Part 4 of 10
How to Teach in Trump’s America [Bringing up Race, Immigration, Sexuality and everything else in
Higher Ed]
4 ENGAGE POP CULTURE
Where do you
get your news? Do you buy a
newspaper? Do you read magazines?
TV? Are you on your iPad skimming the
articles? Facebook (be honest)? Instagram? Buzzfeed? Twitter? How many of you turn to your textbooks when
you want to learn about up-to-date-real-time advances in your field? Probably none of us. Yet we expect our students to do just
that. With life happening right outside
our classroom we want students to turn all that off for the next hour and fifteen
minutes and learn about something that many of us refuse to link to what is
currently going on. It sounds ridiculous
when you see it explained that way, doesn’t it?
I love to
update my class readings every semester because facts are stranger than
fiction. Headlines rarely disappoint to increase readership so why not allow
those into the classroom? My discipline
is communication so analyzing the rhetoric that was used during the presidential
campaign is a natural link but isn’t that true in English as well? What about a
historical speech analysis that compares and contrasts past speeches with the
Oscars acceptance speeches? That works
for my communication classes but history too right? They are always ways of linking and when we
are passionate about our field those things become more and more obvious. We do it all the time, even when we’re
reviewing a film after just watching it. For instance when my husband and I
watched Arrival he was nerding-out in terms of linguistic anthropology
while I was sure it had been written by a communication scholar.
It’s not hard
to envision how pop culture can be used in our classroom but how easy it is to
have a new supplemental source that it is much more likely to enable students
to see our academic concepts reflected in art and real life.
How many of us
read journal articles regularly? If we
do, how many of us can refer it to a friend?
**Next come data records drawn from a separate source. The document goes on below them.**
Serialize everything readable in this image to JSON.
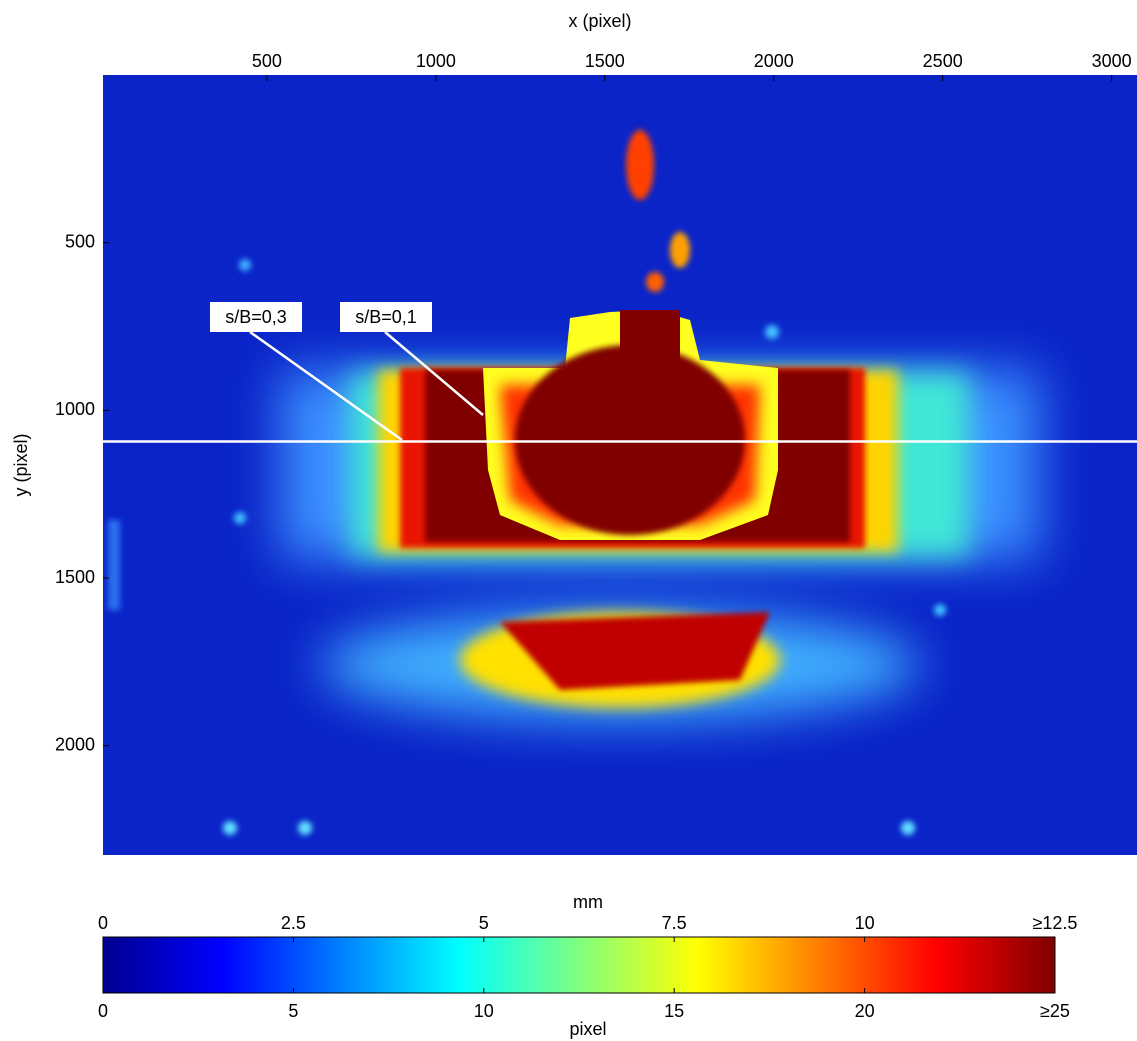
{
  "chart_data": {
    "type": "heatmap",
    "xlabel": "x (pixel)",
    "ylabel": "y (pixel)",
    "xlim": [
      15,
      3075
    ],
    "xticks": [
      500,
      1000,
      1500,
      2000,
      2500,
      3000
    ],
    "ylim": [
      0,
      2326
    ],
    "yticks": [
      500,
      1000,
      1500,
      2000
    ],
    "hline": 1093,
    "annotations": [
      "s/B=0,3",
      "s/B=0,1"
    ],
    "colorbar": {
      "top_label": "mm",
      "top_lim": [
        0,
        12.5
      ],
      "top_ticks": [
        0,
        2.5,
        5,
        7.5,
        10,
        {
          "value": 12.5,
          "label": "≥12.5"
        }
      ],
      "bottom_label": "pixel",
      "bottom_lim": [
        0,
        25
      ],
      "bottom_ticks": [
        0,
        5,
        10,
        15,
        20,
        {
          "value": 25,
          "label": "≥25"
        }
      ],
      "colormap": "jet"
    }
  }
}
What if that friend isn’t an academic, can we expect them to read the
article and afterwards have a heated discussion with us? Then why are we teaching our students that is
the only way to go about learning and understanding? Bring in a Buzzfeed article as a
supplemental reading that relates to your chapter and see how much more engaged
your students are. Watch how students
that have never raised their hand before are suddenly interrupting you to add
comments.
Pop culture is
not the enemy, it is the social commentary.
When we separate ourselves from that, our lectures and course material
become outdated and useless which makes us very dangerous to our students. I also like pop culture because it allows for
a framework. Most of our students are immersed
in what is going on via a pop culture lens so when you say, let’s talk about
Katy Perry, they are immediately prepared with an opinion. You then use your
course material, let’s say in psychology, and discuss how her recent comments
about Britney Spears highlighted the stigmas that we place on mental health.
Give them a way to understand what is happening in the world around them. Let your students learn from a variety of resources,
allow them to have a diverse educational background so that they are better at
listening, better learners, and more equipped to succeed.